We all travel frequently on airplanes. Remember what the flight attendant says to us in anticipation of a crisis? “Be certain that you put the oxygen mask on you before trying to help a child or other.” This is a time to remind you that you need to breathe. Whatever you find is best that settles you, helps you to retain your balance, and especially ways that you have found to make the most of difficult situations will be helpful now.
Educator Reflections
As we shift into a different learning ecosystem, keep a journal to document ideas, feelings, and actions throughout the journey. Perhaps you may find value in reflecting on these questions to help with your transition and turn lemons into lemonade:
What do I know about myself and how do I manage to persist and remain hopeful in the face of a crisis? Use this as an opportunity to discover your strengths from prior experiences. Think back to a previous crisis that you had to manage. What did you do?
What will you miss most about not being with your learners in your classroom and your school? What ideas do you have to maintain your relationship with your learners?
How might this experience strengthen your work with learners? In what ways might you learn more about where your learners get stuck or are excited about an idea or are looking for someone to respond to what they are doing with wonderment and awe?
What questions do you have as you construct planning for your learners? What are you wondering about how the online learning experience will be? How can you find out more about how they learn best?
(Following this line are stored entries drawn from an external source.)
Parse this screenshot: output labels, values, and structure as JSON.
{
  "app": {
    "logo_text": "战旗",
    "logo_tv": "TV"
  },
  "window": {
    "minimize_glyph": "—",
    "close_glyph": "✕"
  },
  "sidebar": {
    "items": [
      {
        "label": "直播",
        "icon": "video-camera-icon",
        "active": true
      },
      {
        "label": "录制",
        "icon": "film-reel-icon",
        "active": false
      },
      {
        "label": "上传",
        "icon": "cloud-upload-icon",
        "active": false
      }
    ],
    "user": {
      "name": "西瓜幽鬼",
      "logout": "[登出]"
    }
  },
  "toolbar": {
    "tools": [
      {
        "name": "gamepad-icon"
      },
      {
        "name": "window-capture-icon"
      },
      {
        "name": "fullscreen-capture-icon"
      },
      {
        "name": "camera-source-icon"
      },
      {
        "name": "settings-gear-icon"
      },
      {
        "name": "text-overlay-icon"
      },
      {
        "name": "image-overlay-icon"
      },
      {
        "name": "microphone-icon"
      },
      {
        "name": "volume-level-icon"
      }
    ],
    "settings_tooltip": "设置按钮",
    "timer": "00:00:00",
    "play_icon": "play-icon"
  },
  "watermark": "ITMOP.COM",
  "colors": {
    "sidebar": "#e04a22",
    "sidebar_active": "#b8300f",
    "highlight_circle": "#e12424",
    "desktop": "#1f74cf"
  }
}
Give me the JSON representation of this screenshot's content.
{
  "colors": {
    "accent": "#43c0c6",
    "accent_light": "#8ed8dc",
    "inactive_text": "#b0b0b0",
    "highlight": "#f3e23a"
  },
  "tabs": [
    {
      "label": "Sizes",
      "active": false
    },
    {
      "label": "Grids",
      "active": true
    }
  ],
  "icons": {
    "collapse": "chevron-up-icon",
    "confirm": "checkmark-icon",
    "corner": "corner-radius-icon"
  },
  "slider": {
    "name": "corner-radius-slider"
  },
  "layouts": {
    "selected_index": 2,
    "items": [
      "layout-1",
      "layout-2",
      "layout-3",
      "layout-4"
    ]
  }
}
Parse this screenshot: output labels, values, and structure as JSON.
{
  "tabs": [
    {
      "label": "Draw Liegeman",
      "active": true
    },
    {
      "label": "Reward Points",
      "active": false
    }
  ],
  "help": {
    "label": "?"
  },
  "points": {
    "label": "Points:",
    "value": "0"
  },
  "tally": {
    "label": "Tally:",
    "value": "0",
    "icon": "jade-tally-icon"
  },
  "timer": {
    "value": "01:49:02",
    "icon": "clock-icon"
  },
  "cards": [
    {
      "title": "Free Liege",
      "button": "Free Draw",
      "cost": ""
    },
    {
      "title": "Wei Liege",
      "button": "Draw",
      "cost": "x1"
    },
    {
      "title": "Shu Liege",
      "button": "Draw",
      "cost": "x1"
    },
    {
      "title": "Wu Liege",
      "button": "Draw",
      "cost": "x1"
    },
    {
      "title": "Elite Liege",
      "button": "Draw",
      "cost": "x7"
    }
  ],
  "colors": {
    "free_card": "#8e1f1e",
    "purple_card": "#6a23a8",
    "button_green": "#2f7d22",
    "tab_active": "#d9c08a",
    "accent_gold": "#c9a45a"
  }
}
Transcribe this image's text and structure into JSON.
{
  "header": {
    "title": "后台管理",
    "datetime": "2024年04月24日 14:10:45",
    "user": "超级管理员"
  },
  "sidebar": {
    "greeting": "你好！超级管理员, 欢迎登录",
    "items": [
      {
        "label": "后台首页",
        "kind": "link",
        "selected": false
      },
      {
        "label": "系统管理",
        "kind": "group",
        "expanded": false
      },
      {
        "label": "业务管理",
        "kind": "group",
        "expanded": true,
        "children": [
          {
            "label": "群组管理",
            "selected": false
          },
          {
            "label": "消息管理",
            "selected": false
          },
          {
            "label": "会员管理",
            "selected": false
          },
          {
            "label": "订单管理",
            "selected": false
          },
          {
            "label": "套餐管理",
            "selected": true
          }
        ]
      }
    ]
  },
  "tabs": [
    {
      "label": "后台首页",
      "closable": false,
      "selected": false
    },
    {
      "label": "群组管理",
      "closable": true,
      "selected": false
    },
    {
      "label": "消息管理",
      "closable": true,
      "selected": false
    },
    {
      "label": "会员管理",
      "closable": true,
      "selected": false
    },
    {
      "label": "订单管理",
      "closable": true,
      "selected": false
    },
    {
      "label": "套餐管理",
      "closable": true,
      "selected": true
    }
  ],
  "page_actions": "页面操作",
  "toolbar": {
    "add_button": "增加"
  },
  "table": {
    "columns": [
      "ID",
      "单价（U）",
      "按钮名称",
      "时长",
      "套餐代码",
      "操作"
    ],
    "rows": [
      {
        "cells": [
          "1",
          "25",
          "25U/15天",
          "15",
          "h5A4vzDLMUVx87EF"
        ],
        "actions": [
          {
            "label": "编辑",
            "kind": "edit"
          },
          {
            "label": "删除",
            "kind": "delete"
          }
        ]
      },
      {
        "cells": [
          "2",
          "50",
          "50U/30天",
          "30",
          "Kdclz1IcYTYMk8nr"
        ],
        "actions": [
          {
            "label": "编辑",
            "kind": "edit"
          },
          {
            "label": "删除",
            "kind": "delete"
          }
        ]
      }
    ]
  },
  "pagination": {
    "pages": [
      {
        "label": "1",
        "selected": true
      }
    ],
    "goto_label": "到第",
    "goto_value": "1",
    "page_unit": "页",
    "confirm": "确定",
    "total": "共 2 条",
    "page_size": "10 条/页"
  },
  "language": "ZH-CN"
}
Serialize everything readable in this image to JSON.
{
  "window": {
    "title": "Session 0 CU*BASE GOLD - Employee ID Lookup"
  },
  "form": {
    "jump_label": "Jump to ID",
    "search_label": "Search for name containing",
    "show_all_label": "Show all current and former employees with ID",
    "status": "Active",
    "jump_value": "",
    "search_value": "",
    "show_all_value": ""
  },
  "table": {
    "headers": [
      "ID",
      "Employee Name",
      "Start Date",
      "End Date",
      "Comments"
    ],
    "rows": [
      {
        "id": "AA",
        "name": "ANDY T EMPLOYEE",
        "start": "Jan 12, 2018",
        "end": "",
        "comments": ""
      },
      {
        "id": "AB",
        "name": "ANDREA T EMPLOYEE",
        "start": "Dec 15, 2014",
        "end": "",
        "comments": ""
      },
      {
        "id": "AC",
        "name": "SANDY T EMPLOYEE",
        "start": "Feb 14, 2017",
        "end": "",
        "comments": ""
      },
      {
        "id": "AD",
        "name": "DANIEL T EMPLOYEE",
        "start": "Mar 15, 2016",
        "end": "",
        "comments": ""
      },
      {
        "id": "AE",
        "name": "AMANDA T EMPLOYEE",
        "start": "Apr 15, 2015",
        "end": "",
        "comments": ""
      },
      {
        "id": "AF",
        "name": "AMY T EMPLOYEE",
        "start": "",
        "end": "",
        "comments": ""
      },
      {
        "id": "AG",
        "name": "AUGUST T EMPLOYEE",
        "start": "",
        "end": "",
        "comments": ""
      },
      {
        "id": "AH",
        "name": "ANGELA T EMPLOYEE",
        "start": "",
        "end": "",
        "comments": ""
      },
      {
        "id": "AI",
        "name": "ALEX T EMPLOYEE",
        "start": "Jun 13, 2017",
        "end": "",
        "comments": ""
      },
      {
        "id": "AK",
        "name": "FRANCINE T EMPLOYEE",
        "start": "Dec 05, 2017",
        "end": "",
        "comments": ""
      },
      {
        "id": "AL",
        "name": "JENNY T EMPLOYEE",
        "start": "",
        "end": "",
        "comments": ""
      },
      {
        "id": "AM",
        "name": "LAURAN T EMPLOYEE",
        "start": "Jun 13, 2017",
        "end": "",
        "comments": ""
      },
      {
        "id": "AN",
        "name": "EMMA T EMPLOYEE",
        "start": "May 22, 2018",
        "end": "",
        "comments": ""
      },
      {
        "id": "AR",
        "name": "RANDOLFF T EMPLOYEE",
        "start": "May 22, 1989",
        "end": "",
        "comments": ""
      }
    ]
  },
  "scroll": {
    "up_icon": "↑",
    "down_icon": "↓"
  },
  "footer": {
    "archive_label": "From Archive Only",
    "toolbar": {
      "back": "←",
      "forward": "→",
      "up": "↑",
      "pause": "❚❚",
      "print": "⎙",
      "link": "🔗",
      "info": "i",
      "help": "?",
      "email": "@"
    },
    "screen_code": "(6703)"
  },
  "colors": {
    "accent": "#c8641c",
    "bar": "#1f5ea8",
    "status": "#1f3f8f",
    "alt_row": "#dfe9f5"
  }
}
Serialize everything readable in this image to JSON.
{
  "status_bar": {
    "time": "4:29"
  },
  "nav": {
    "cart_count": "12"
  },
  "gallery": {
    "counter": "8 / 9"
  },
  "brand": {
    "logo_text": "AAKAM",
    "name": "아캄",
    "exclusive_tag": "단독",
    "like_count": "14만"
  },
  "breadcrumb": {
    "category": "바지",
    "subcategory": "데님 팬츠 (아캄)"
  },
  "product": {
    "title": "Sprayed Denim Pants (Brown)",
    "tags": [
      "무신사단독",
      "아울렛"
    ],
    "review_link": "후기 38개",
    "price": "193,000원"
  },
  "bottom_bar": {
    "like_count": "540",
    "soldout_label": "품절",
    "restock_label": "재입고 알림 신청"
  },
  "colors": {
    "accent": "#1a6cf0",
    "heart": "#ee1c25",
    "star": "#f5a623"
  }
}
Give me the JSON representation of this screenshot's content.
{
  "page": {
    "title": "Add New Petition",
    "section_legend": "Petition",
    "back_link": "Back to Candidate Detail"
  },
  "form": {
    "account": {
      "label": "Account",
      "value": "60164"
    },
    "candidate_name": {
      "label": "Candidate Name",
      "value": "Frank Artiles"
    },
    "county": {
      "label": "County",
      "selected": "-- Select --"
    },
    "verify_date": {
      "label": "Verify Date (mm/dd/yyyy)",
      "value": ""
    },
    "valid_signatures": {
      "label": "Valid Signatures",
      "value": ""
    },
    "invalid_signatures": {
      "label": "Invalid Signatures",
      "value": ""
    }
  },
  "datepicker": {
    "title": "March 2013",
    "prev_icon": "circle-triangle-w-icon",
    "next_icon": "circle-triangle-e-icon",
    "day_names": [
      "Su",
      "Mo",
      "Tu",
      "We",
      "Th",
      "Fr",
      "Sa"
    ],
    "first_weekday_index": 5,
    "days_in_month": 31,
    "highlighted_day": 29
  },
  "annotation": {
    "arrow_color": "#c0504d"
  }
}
How might you find a way to open the online learning with some questions that will help you know more about where they are in this online learning experience? Are there ways that you might keep track of their experiences as an online learner? What keeps them disciplined? How do they manage distractions? What have they learned about what they need to persist when they are not sure what to do?
Learner Reflections
Many of the suggestions may find a home in your lesson planning. Remembering that this is a moment in time. Schools will reopen and life will move on. Don’t lose what you learn during this time. Here are some possible journal entries for your learners:
- Often, in class, we think interdependently. How was your thinking affected by being online as a learner?
- What helped you to stick with the tasks when you did not have the discipline of being in a classroom?
- What did you learn about what you need in order to learn successfully?
Coming Back to School Reflections
Idea #1: When you know that school will reopen, ask your learners to send you an email. Ask them to summarize the answers to those questions.
Idea #2: Enlist parents (e.g., design a survey, provide several prompts) to describe what they discovered about their children’s capacity to manage themselves, problem solve, create, and engage in learning.
Idea #3: Think about how re-entry to the formality of schooling. Design an activity, perhaps using magic marker and chart paper, in which they work in groups to design a visual, some insights, some wonderings that represent some key ways that they managed to learn during the home- based experience.
Idea #4: Ask learners to bring a representation (e.g., illustration, song lyric, object) to show how they felt when they were home and had more unstructured time but confined to a location. Have them share in a conversation about what they learned about themselves and what might be helpful to transfer as they are back in school.